P3B (Perjanjian Penghindaran Pajak Berganda) atau yang biasa disebut sebagai Tax Treaty merupakan perjanjian pajak antara dua negara yang mengatur hal-hal yang berkaitan dengan pembagian hak pemajakan atas penghasilan yang diperoleh/diterima oleh penduduk dari salah satu atau kedua pihak negara dengan tujuan untuk meminimalisir terjadinya pengenaan pajak berganda dan untuk menarik investasi modal asing ke dalam negeri. P3B digunakan untuk menentukan alokasi dari hak pemajakan suatu transaksi yang terjadi diantara negara sumber dan negara domisili. Dimana negara sumber adalah negara dengan tempat sumber penghasilan berasal dan negara domisili adalah negara dengan tempat wajib pajak tinggal ataupun menetap.
Adapun tujuan-tujuan yang dimiliki P3B seperti mencegah pengelakan pajak, memberikan kepastian hukum, sebagai alat pertukaran informasi, penyelesaian sengketa dalam P3B, non diskriminasi, dan sebagai bantuan dalam penagihan pajak.
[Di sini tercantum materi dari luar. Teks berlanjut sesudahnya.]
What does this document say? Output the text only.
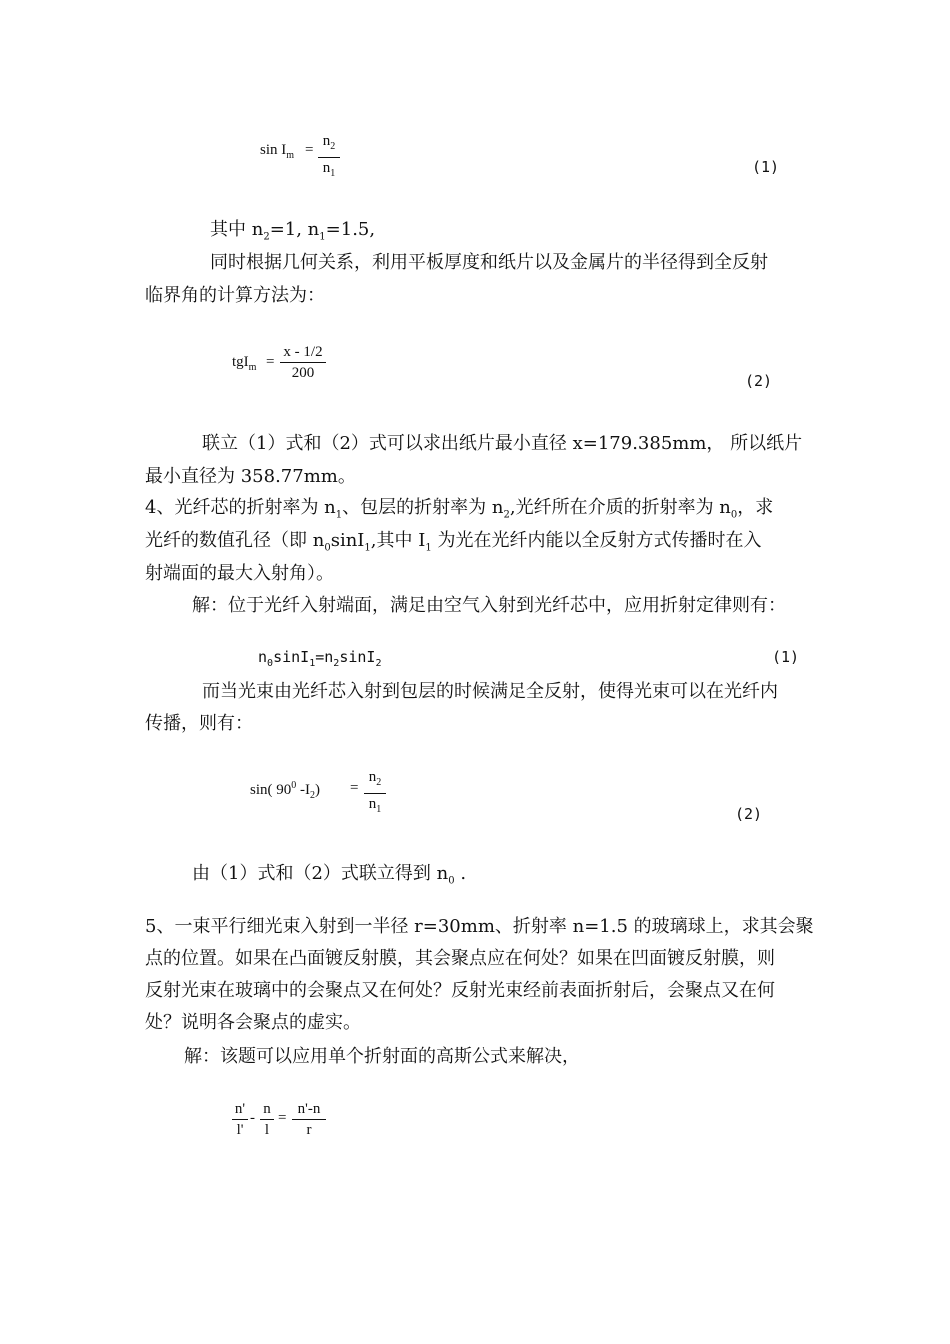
$\sin I_m$ =
$n_2$
$n_1$	(1)
其中 $n_2=1$, $n_1=1.5$,
同时根据几何关系，利用平板厚度和纸片以及金属片的半径得到全反射
临界角的计算方法为：
tgI$_m$ =
x - 1/2
200	(2)
联立（1）式和（2）式可以求出纸片最小直径 x=179.385mm， 所以纸片
最小直径为 358.77mm。
4、光纤芯的折射率为 $n_1$、包层的折射率为 $n_2$,光纤所在介质的折射率为 $n_0$，求
光纤的数值孔径（即 $n_0\sin I_1$,其中 $I_1$ 为光在光纤内能以全反射方式传播时在入
射端面的最大入射角）。
解：位于光纤入射端面，满足由空气入射到光纤芯中，应用折射定律则有：
$n_0\sin I_1=n_2\sin I_2$	(1)
而当光束由光纤芯入射到包层的时候满足全反射，使得光束可以在光纤内
传播，则有：
sin( $90^0$ $-I_2$) =
$n_2$
$n_1$	(2)
由（1）式和（2）式联立得到 $n_0$ .
5、一束平行细光束入射到一半径 r=30mm、折射率 n=1.5 的玻璃球上，求其会聚
点的位置。如果在凸面镀反射膜，其会聚点应在何处？如果在凹面镀反射膜，则
反射光束在玻璃中的会聚点又在何处？反射光束经前表面折射后，会聚点又在何
处？说明各会聚点的虚实。
解：该题可以应用单个折射面的高斯公式来解决，
n'
l'
-
n
l
=
n'-n
r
Dalam prosesnya, P3B ini memerlukan Prosedur Persetujuan Bersama (Mutual Agreement Procedure) yang dilakukan oleh Direktur Jenderal Pajak atau Dirjen Pajak dan otoritas pajak negara atau juga yurisdiksi mitra P3B. Permintaan persetujuan ini dapat diajukan oleh wajib pajak dalam batas waktu pelaksanaan persetujuan. Selain itu DJP mempunyai kuasa untuk meneliti permintaan pelaksanaan persetujuan untuk dapat menentukan bisa atau tidaknya untuk dilaksanakan prosedur persetujuan tersebut. Namun, ketika persetujuan tersebut sudah mendapatkan hasil persetujuan bersama setelah surat ketetapan pajak diterbitkan tetapi tidak diajukan keberatan atau tidak diajukan permohonan pengurangan atau pun pembatalan surat ketetapan pajak yang benar, maka DJP berhak untuk melakukan pembetulan atas surat ketetapan pajak tersebut sesuai dengan ketentuannya.
Dalam perpajakan Internasional, Perjanjian Penghindaran Pajak Berganda ini menjadi sumber hukum yang selalu digunakan dalam setiap transaksinya. Aspek-aspek perpajakannya pun juga mengikuti ketentuan-ketentuan yang ada pada P3B sesuai dengan transaksi yang bersangkutan. Maka dari itu setiap negara yang terlibat dalam proses pembuatan P3B ini pun harus mendasari adanya model perjanjian yang diakui secara internasional. Untuk itu model perjanjian tersebut dibagi menjadi 2 jenis , yaitu Model OECN (Organization for Economic Cooperation and Development ) dan Model UN (United Nation).
Dalam model OECD ini mempunyai tujuan untuk meningkatkan perdagangan antara negara-negara yang menandatangani P3B dengan cara menghilangkan pajak berganda internasional serta pada model ini hak pemajakan diberikan lebih banyak kepada negara domisili. Anggota model OECD ini terdiri dari negara maju, yang umumnya di Negara Eropa seperti Inggris, Perancis, Jerman, Jepang, Australia, Amerika Serikat, Kanada, dan 19 negara maju lainnya.
Sedangkan dalam Model UN ini mempunyai tujuan pada P3B yang lebih meluas, yaitu bertujuan untuk meningkatkan investasi asing sebagai sarana untuk pertumbuhan ekonomi dan sosial dari negara-negara berkembang. Berlawanan dengan Model OECD, pada model UN ini lebih memberikan hak pemajakan kepada negara sumber atau negara yang berpenghasilan. Anggota Model UN ini terdiri dari ahli perpajakan negara maju dan perwakilan dari negara yang sedang membangun seperti, Asia, Amerika Latin dan Afrika, Indonesia, India, Turki dan 14 negara lainnya.
Kedua model ini menjadi acuan untuk digunakan oleh negara yang akan melakukan transaksi luar negeri dengan melibatkan perjanjian ini, di Indonesia sendiri juga membentuk dan mengembangkan modelnya sendiri yang diberi nama dengan Model Indonesia. Dimana dalam Model Indonesia ini merupakan penggabungan dan pengembangan dari Model OECD dan Model UN.